Marriott International Reports 2007 Second Quarter Results

Category: Worldwide
This is a press release selected by our editorial committee and published online for free on 2007-07-13


• Worldwide systemwide comparable revenue per available room (REVPAR) rose 7.5 percent (6.4 percent using constant dollars) for the second quarter ended June 15;

• Worldwide company-operated house profit margins rose 160 basis points. House profit per available room increased 10.4 percent;

• Combined base management and franchise fees increased 10 percent to $249 million in the second quarter as a result of strong REVPAR growth and unit expansion. Incentive fees jumped 51 percent to $116 million;

• Approximately 7,000 rooms opened during the quarter, including over 1,700 rooms outside of the United States;

• The company’s worldwide pipeline of hotels under construction, awaiting conversion or approved for development totaled over 110,000 rooms;

• Marriott repurchased 8.7 million shares of the company’s common stock for $402 million during the second quarter; year-to-date, through July 10, 2007, the company repurchased 21.0 million shares for $980 million;

WASHINGTON, D.C. – July 12, 2007 – Marriott International, Inc. (NYSE:MAR) today reported second quarter 2007 adjusted net income of $229 million, an increase of 26 percent, and adjusted diluted earnings per share (EPS) of $0.57, an increase of 36 percent.

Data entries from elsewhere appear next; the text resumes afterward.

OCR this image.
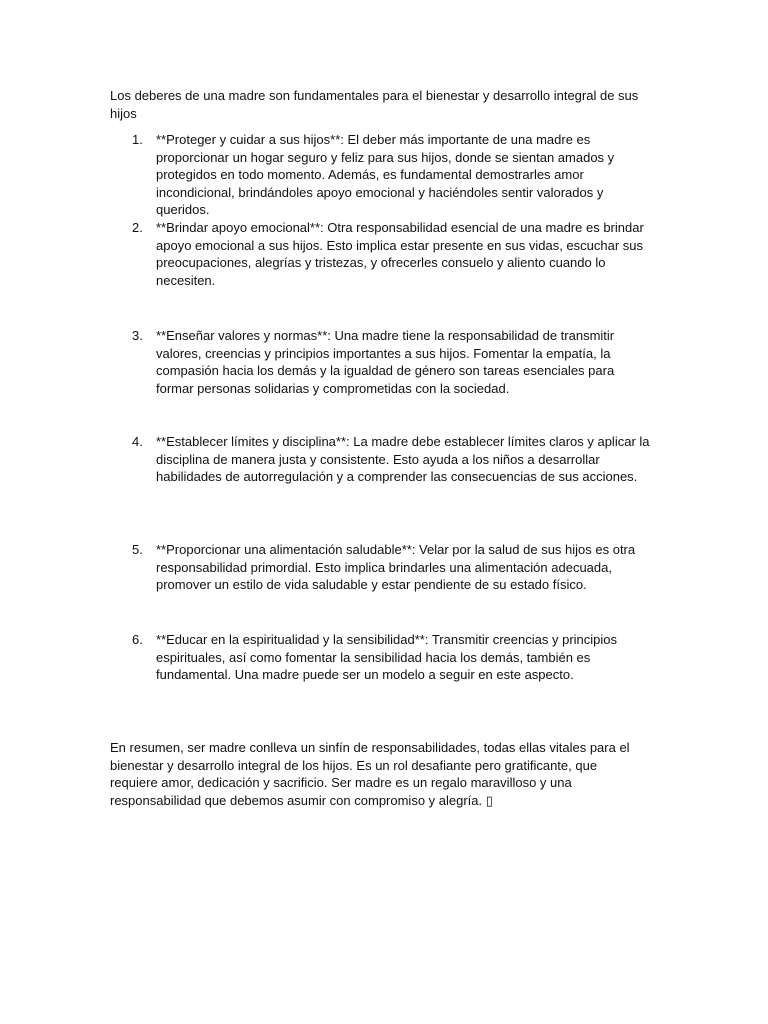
Los deberes de una madre son fundamentales para el bienestar y desarrollo integral de sus hijos

1.	**Proteger y cuidar a sus hijos**: El deber más importante de una madre es proporcionar un hogar seguro y feliz para sus hijos, donde se sientan amados y protegidos en todo momento. Además, es fundamental demostrarles amor incondicional, brindándoles apoyo emocional y haciéndoles sentir valorados y queridos.

2.	**Brindar apoyo emocional**: Otra responsabilidad esencial de una madre es brindar apoyo emocional a sus hijos. Esto implica estar presente en sus vidas, escuchar sus preocupaciones, alegrías y tristezas, y ofrecerles consuelo y aliento cuando lo necesiten.

3.	**Enseñar valores y normas**: Una madre tiene la responsabilidad de transmitir valores, creencias y principios importantes a sus hijos. Fomentar la empatía, la compasión hacia los demás y la igualdad de género son tareas esenciales para formar personas solidarias y comprometidas con la sociedad.

4.	**Establecer límites y disciplina**: La madre debe establecer límites claros y aplicar la disciplina de manera justa y consistente. Esto ayuda a los niños a desarrollar habilidades de autorregulación y a comprender las consecuencias de sus acciones.

5.	**Proporcionar una alimentación saludable**: Velar por la salud de sus hijos es otra responsabilidad primordial. Esto implica brindarles una alimentación adecuada, promover un estilo de vida saludable y estar pendiente de su estado físico.

6.	**Educar en la espiritualidad y la sensibilidad**: Transmitir creencias y principios espirituales, así como fomentar la sensibilidad hacia los demás, también es fundamental. Una madre puede ser un modelo a seguir en este aspecto.

En resumen, ser madre conlleva un sinfín de responsabilidades, todas ellas vitales para el bienestar y desarrollo integral de los hijos. Es un rol desafiante pero gratificante, que requiere amor, dedicación y sacrificio. Ser madre es un regalo maravilloso y una responsabilidad que debemos asumir con compromiso y alegría. ▯
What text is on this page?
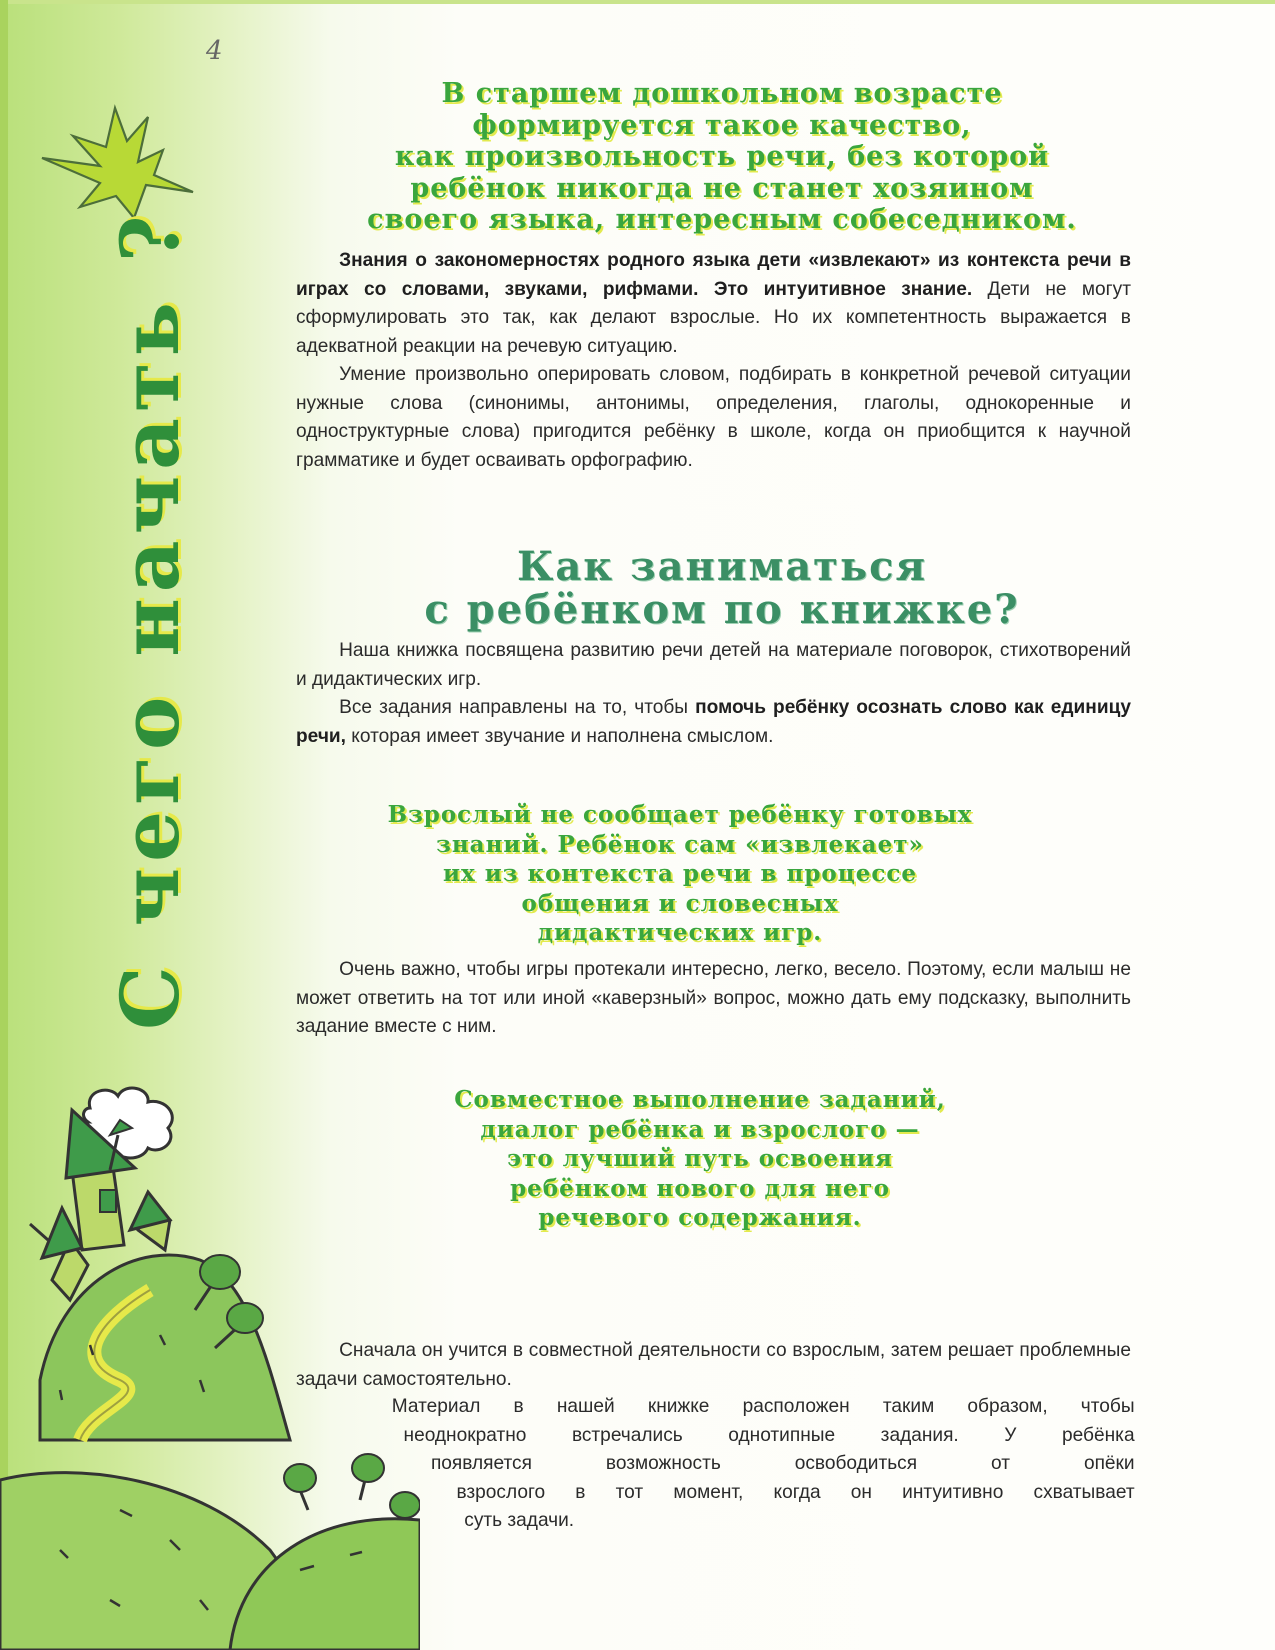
4
С чего начать ?
В старшем дошкольном возрасте
формируется такое качество,
как произвольность речи, без которой
ребёнок никогда не станет хозяином
своего языка, интересным собеседником.

Знания о закономерностях родного языка дети «извлекают» из контекста речи в играх со словами, звуками, рифмами. Это интуитивное знание. Дети не могут сформулировать это так, как делают взрослые. Но их компетентность выражается в адекватной реакции на речевую ситуацию.

Умение произвольно оперировать словом, подбирать в конкретной речевой ситуации нужные слова (синонимы, антонимы, определения, глаголы, однокоренные и одноструктурные слова) пригодится ребёнку в школе, когда он приобщится к научной грамматике и будет осваивать орфографию.

Как заниматься
с ребёнком по книжке?

Наша книжка посвящена развитию речи детей на материале поговорок, стихотворений и дидактических игр.

Все задания направлены на то, чтобы помочь ребёнку осознать слово как единицу речи, которая имеет звучание и наполнена смыслом.

Взрослый не сообщает ребёнку готовых
знаний. Ребёнок сам «извлекает»
их из контекста речи в процессе
общения и словесных
дидактических игр.

Очень важно, чтобы игры протекали интересно, легко, весело. Поэтому, если малыш не может ответить на тот или иной «каверзный» вопрос, можно дать ему подсказку, выполнить задание вместе с ним.

Совместное выполнение заданий,
диалог ребёнка и взрослого —
это лучший путь освоения
ребёнком нового для него
речевого содержания.

Сначала он учится в совместной деятельности со взрослым, затем решает проблемные задачи самостоятельно.

Материал в нашей книжке расположен таким образом, чтобы
неоднократно встречались однотипные задания. У ребёнка
появляется возможность освободиться от опёки
взрослого в тот момент, когда он интуитивно схватывает
суть задачи.
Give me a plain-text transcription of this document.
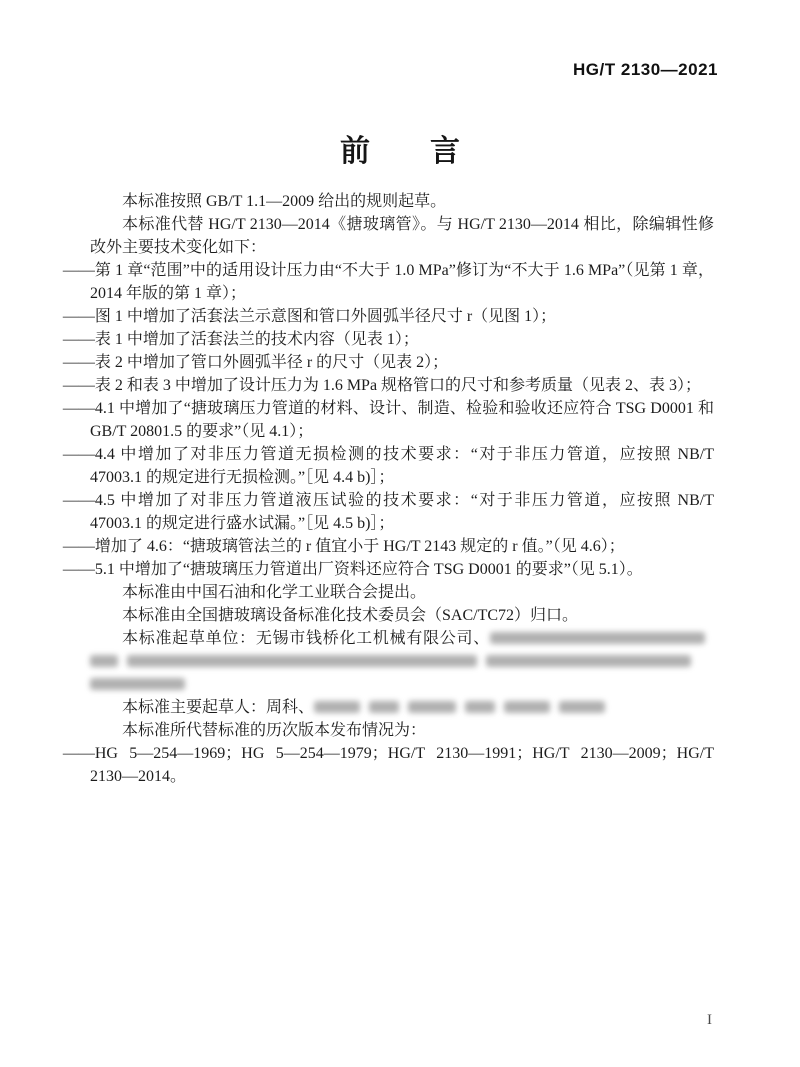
HG/T 2130—2021
前　　言

本标准按照 GB/T 1.1—2009 给出的规则起草。

本标准代替 HG/T 2130—2014《搪玻璃管》。与 HG/T 2130—2014 相比，除编辑性修改外主要技术变化如下：

——第 1 章“范围”中的适用设计压力由“不大于 1.0 MPa”修订为“不大于 1.6 MPa”（见第 1 章，2014 年版的第 1 章）；

——图 1 中增加了活套法兰示意图和管口外圆弧半径尺寸 r（见图 1）；

——表 1 中增加了活套法兰的技术内容（见表 1）；

——表 2 中增加了管口外圆弧半径 r 的尺寸（见表 2）；

——表 2 和表 3 中增加了设计压力为 1.6 MPa 规格管口的尺寸和参考质量（见表 2、表 3）；

——4.1 中增加了“搪玻璃压力管道的材料、设计、制造、检验和验收还应符合 TSG D0001 和 GB/T 20801.5 的要求”（见 4.1）；

——4.4 中增加了对非压力管道无损检测的技术要求：“对于非压力管道，应按照 NB/T 47003.1 的规定进行无损检测。”［见 4.4 b)］；

——4.5 中增加了对非压力管道液压试验的技术要求：“对于非压力管道，应按照 NB/T 47003.1 的规定进行盛水试漏。”［见 4.5 b)］；

——增加了 4.6：“搪玻璃管法兰的 r 值宜小于 HG/T 2143 规定的 r 值。”（见 4.6）；

——5.1 中增加了“搪玻璃压力管道出厂资料还应符合 TSG D0001 的要求”（见 5.1）。

本标准由中国石油和化学工业联合会提出。

本标准由全国搪玻璃设备标准化技术委员会（SAC/TC72）归口。

本标准起草单位：无锡市钱桥化工机械有限公司、

本标准主要起草人：周科、

本标准所代替标准的历次版本发布情况为：

——HG 5—254—1969；HG 5—254—1979；HG/T 2130—1991；HG/T 2130—2009；HG/T 2130—2014。

I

Adjusted results exclude the impact of the company’s synthetic fuel business and the impact of the previously announced leveraged Employee Stock Ownership Plan (“ESOP”) settlement agreement reached in June 2007 with the Internal Revenue Service (“IRS”) and the Department of Labor. The company’s EPS guidance for the 2007 second quarter, disclosed on April 19, 2007, totaled $0.51 to $0.55 and similarly excluded the company’s synthetic fuel business and the ESOP settlement.

Reported net income was $207 million in the second quarter of 2007 compared to $186 million in the year ago quarter. Reported EPS was $0.51 in the second quarter of 2007 and $0.43 in the second quarter of 2006. The company’s synthetic fuel business contributed approximately $32 million after-tax ($0.08 per share) to 2007 second quarter earnings and $4 million after-tax ($0.01 per share) to 2006 second quarter earnings. The ESOP settlement resulted in an after-tax charge of $54 million ($0.13 per share) in the 2007 second quarter.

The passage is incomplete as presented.